The 3rd, 5th and 6th grounds of both the motion to quash and the demurrer are as follows :

“3. The alternative writ does not allege that the alleged indebtedness, payment of which is sought to be enforced by relators herein was created by or with the *387approval or consent of the Board of Public .Instruction of Palm Beach County, and such approval or consent not having been obtained, there is no legal or proper claim or debt to be enforced against respondents as such Board of Public Instruction.”

“5. The allegations of the alternative writ show that the claim sought to be enforced is in favor of parties other than relators; that relators have no interest whatever in the subject matter of this suit; and suit for the enforcement of payment of said claim does not lie at the instance of relators.”

“6. The alternative writ shows that the said attorneys in whose favor said claim is alleged to exist, if such claim were a legal and proper charge or obligation, would be entitled to prosecute a suit in assumpsit for the collection of said claim; and said attorneys, having an adequate remedy by other proceedings at law if such claim is a legal or proper charge or obligation, are not entitled to enforce collection of the same by mandamus, or to have relators so enforce such payment.”

All of these grounds of the motion to quash the alternative writ and of the demurrer thereto are well taken and should have been sustained by the court below. In High’s Extraordinary Legal Remedies (3rd ed.) § 33, it is tersely said: “It is, of course, essential to the granting of the writ as against public officers that the relator on whose application the relief is sought should show some personal interest whose protection he seeks to enforce. And it may be stated as a general principle that mandamus will not lie to compel action upon the part of public officers, when it is apparent that the relator has no direct interest in the action sought to be coerced, and that no benefit can accrue to him from its performance. To authorize the relief, therefore, it must clearly appear that there is *388a specific ministerial duty, in the performance of which the applicant for relief is directly interested. And the writ will not be granted merely for the purpose of defining the power's and duties of public officers, independent of any direct personal interest upon the part of him who seeks the relief.” 2 Spelling on Injunctions and Other Extraordinary Remedies, §§ 1625 and 1626.
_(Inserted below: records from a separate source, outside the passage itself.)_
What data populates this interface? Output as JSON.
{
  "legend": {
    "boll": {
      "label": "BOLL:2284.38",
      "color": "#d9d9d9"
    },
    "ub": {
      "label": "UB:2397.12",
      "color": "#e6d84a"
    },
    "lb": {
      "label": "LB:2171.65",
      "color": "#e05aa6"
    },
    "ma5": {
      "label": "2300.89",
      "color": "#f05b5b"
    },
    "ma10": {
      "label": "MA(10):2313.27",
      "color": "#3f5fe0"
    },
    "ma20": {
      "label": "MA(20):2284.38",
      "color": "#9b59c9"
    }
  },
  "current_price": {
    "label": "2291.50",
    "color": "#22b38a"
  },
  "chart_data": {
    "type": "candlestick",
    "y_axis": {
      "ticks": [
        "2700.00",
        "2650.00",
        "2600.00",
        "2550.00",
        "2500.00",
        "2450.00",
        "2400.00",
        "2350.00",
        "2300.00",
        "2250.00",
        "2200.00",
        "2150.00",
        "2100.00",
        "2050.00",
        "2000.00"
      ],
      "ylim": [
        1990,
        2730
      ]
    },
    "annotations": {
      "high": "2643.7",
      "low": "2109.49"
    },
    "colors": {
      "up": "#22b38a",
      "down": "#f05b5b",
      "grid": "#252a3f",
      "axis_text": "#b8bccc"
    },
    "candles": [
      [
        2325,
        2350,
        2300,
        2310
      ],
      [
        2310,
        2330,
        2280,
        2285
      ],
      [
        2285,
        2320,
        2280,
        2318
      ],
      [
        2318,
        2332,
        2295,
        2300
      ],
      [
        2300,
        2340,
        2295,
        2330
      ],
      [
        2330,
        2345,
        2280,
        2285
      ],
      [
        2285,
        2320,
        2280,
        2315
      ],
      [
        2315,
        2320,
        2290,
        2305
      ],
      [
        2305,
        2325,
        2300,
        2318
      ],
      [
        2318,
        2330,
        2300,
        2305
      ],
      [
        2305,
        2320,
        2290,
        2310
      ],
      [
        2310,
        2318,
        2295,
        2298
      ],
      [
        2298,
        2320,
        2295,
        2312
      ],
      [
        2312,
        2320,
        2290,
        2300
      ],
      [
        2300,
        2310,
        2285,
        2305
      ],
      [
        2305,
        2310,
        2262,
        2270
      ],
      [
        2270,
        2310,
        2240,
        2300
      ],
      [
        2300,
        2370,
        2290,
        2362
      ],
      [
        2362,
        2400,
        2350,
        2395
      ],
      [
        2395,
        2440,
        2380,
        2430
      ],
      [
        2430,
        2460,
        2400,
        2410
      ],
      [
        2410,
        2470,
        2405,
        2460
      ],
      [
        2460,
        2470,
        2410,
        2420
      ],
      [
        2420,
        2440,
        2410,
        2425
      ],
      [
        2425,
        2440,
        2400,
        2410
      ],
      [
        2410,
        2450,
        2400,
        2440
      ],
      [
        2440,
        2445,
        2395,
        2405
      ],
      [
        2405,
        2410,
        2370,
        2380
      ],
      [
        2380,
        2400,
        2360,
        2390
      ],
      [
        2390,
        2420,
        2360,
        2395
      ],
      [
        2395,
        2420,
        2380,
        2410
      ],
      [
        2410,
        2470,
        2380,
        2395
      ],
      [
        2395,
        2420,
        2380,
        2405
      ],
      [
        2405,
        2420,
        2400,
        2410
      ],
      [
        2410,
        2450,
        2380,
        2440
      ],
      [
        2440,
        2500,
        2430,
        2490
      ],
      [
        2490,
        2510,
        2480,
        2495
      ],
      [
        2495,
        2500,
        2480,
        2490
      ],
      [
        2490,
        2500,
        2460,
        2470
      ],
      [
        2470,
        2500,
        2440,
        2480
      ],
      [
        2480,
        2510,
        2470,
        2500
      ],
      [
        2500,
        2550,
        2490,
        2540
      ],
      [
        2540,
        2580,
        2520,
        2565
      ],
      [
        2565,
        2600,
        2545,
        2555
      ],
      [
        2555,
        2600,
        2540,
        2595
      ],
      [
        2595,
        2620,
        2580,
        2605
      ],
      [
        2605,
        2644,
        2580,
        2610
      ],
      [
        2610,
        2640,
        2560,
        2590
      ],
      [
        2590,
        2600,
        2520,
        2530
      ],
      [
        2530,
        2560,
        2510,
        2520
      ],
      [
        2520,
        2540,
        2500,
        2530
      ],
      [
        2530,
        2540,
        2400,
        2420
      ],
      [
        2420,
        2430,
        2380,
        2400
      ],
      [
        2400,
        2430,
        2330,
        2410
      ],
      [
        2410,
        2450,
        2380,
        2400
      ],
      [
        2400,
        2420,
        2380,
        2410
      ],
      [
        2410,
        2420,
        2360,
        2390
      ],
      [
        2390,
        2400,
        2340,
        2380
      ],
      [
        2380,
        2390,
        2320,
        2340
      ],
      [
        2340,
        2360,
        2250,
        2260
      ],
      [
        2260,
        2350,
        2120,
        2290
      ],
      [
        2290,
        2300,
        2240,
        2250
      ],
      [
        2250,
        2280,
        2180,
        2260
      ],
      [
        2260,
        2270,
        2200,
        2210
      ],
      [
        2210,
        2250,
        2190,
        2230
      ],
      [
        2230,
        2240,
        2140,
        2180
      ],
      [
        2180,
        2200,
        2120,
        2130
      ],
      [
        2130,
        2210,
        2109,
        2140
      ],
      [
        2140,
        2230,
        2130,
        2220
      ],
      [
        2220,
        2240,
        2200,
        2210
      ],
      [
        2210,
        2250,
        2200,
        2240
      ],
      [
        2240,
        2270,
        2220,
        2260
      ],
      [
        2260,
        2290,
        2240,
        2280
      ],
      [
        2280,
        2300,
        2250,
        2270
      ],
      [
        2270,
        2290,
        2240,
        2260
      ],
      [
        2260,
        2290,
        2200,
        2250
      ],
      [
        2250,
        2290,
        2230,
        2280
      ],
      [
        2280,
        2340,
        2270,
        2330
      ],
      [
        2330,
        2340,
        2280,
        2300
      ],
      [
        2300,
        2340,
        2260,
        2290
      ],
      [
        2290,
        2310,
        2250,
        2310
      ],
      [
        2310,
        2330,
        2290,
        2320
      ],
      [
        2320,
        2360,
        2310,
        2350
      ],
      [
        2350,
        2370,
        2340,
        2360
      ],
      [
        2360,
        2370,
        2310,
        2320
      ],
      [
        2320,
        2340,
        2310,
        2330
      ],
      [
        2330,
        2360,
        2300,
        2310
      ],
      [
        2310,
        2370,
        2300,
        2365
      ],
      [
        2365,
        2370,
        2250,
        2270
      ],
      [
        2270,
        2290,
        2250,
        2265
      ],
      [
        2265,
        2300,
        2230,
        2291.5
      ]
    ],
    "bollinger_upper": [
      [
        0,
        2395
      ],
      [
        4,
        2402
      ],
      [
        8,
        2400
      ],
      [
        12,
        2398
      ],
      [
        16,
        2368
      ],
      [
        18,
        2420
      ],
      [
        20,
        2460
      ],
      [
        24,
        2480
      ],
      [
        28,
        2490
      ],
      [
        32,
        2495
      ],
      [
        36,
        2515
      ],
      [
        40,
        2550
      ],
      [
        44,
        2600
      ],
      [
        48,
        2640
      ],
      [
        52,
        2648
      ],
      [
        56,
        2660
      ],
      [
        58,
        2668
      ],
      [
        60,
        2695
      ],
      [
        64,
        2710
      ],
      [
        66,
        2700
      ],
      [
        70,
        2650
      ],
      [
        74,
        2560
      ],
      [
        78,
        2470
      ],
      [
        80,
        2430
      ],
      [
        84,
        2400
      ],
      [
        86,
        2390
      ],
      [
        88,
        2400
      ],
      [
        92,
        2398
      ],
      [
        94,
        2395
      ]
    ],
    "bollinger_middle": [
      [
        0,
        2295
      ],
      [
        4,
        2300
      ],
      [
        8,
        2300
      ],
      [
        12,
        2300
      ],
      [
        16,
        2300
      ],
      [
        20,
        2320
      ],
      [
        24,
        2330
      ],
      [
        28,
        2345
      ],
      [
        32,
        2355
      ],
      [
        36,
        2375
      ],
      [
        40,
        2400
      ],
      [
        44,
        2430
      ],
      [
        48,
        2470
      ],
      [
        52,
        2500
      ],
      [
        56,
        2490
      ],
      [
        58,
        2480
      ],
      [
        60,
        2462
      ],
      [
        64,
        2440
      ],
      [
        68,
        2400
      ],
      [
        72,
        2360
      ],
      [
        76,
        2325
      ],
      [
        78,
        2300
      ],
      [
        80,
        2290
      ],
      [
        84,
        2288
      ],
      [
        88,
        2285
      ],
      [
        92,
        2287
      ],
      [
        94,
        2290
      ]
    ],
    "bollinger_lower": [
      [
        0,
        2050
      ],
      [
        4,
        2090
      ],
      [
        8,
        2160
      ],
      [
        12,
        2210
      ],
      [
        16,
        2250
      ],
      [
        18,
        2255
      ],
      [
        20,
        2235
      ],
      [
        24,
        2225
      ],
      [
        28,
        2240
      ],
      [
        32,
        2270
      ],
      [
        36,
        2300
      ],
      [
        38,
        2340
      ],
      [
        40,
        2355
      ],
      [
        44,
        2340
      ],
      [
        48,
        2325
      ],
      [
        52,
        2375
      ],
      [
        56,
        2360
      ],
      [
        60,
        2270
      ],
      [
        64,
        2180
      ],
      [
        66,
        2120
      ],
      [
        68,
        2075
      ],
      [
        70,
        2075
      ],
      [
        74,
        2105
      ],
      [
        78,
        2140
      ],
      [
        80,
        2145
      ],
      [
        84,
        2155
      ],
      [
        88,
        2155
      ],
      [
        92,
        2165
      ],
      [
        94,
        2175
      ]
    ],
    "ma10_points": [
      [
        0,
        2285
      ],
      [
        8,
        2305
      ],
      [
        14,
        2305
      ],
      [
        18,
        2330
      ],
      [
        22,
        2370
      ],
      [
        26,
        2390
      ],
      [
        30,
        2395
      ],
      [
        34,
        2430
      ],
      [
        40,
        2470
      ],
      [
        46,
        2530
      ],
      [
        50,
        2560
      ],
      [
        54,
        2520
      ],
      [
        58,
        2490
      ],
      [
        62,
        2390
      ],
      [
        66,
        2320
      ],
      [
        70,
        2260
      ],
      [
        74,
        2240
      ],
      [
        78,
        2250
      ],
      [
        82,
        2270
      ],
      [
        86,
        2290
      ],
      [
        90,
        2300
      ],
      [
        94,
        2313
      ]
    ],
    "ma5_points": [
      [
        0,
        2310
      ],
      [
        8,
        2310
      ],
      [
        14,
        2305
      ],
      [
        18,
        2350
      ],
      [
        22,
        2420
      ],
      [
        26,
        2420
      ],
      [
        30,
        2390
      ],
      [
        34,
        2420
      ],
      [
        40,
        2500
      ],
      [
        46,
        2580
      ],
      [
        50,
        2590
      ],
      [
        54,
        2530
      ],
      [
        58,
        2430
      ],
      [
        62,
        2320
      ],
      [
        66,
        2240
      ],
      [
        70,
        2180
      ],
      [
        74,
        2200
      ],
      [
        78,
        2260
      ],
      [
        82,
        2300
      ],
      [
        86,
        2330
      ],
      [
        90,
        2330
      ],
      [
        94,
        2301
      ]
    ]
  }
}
The purpose of the writ here is to coerce the issuance to third persons, who are not relators, of a warrant in payment to such third persons of an indebtedness alleged to be due to such third parties, in which claim the relators have no sort of interest whatsoever, and the motion to quash the alternative writ should have been granted upon this ground. But again section 414 of the General Statutes of 1906 provides that: “The trustees of any school district shall be a corporation and may hold property, sue and be sued, and perform other corporate functions, and perform the usual duties necessary to provide buildings, repair the same, and to purchase libraries and other school appliances: Provided, That no debt shall be created without the approval of the county board of public instruction.” The alternative writ fails to show that the indebtedness sought to be enforced by the writ was created with the approval of the respondents as the county board of public instruction, the school funds being under our system regarded as a sacred trust, the provisions of law safeguarding its expenditure should be strictly construed; and where as here the law in such plain terms forbids the creation of aivy indebtedness against such fund without the approval of the county board of public instruction, no debt or claim against such funds should be enforced by mandamus unless such precedent approval by such county board of public instruction of the creation of such debt or claim be first shown.

*389It follows from what has been said that the court below erred in overruling the motion to quash the alternative writ, and, consequently, erred in awarding the peremptory writ. The judgment of the court below in said cause is hereby reversed, and the cause remanded with directions to quash and to dismiss the alternative writ at the personal cost of the relators the defendants in error here.

Hocker and Parkhill, J. J., concur; Whitfield, C. J., and Shackleford and Cockrell, J. J., concur in the opinion.